SEPARATION OF POWERS

George Kaplan’s inventions represent an important ideal founded in the system of American government and life; Property rights. Property rights are crucial for economic development and, even more importantly, property rights are imperative for protecting liberty.

So important were American property rights, our Founders enshrined them in our U.S. Constitution, in the Fifth Amendment: “No person shall be… deprived of life, liberty, or property without due process of law; nor shall private property be taken for public use, without just compensation.”
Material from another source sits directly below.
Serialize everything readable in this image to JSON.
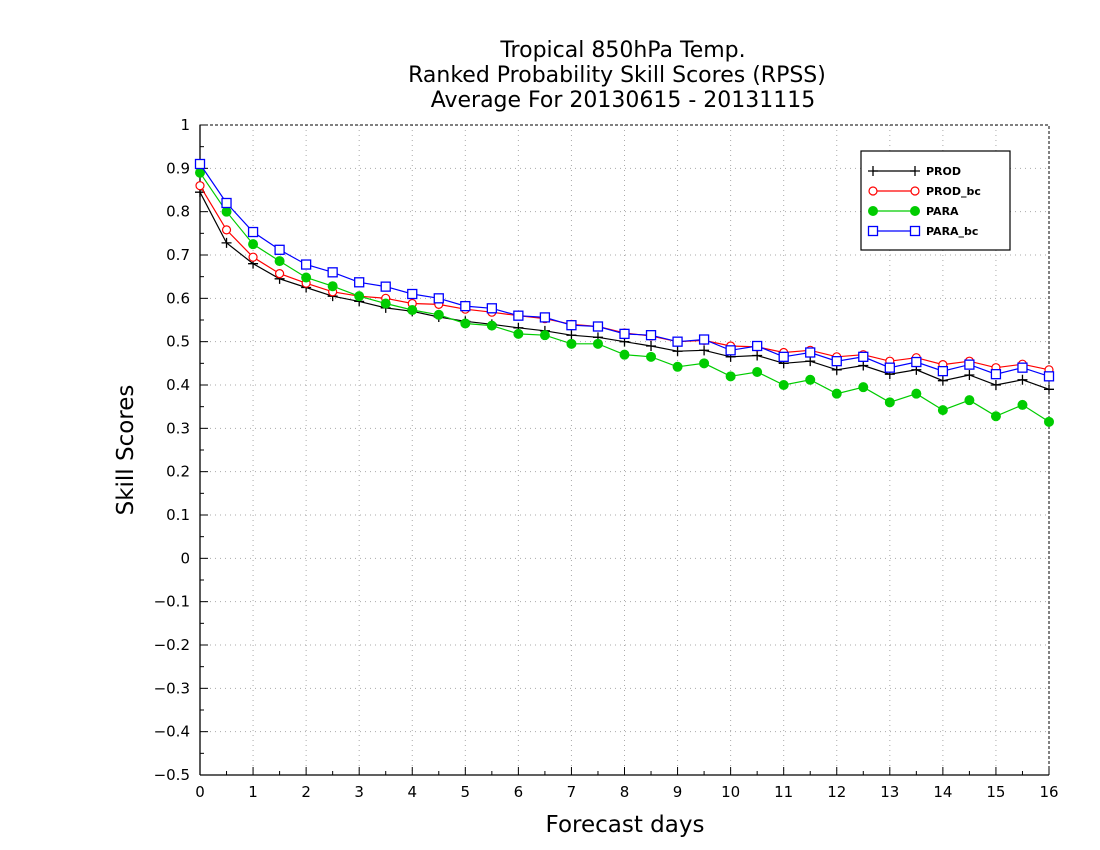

The separation of powers refers to the division of government responsibilities into the legislative, executive, and judicial branches. Its intent is to prevent a concentrated source of power in one entity and to provide for checks and balances of power. Ultimately, its purpose is to prevent government abuse of power.

USA 3 branches of govt

The PTAB decision

presents a serious separations of power issue because the district court had already determined the LKI patents were patentable and valid under the same claim construction construed by the PTAB and the district court.

The USPTO, within the executive branch of government, granted LKI’s patent, a patent which has all of the attributes of a property right under law. It was appropriately challenged and confirmed valid in the district courts, which is associated with the judicial branch of government.

Yet the PTAB, established within the USPTO, overruled the courts and, in reality, itself for issuing the patent, by invalidating the patent anyway – per the request of a global multinational corporation.

The PTAB broke the foundation of separation of powers.

The PTAB in the executive branch of government took subverted power of the district court in the judicial branch of government. The PTAB did so with knowledge that both the USPTO and the district court had previously found that the patent was valid, yet invalidated the patent anyway.

Lazare Kaplan International, Inc. is not the only victim of the PTAB.

The kill rates of the PTAB APJs are as high as 84% of the patents they have reviewed. Kill rates at this level affect new and established inventors alike.

The PTAB is destroying core ideals of America by cancelling the authenticity and legitimacy of property rights through their administrative tribunal – even after being upheld by an actual district court. The PTAB’s egregious decisions directly attack and undermine the integrity of our government’s separation of powers.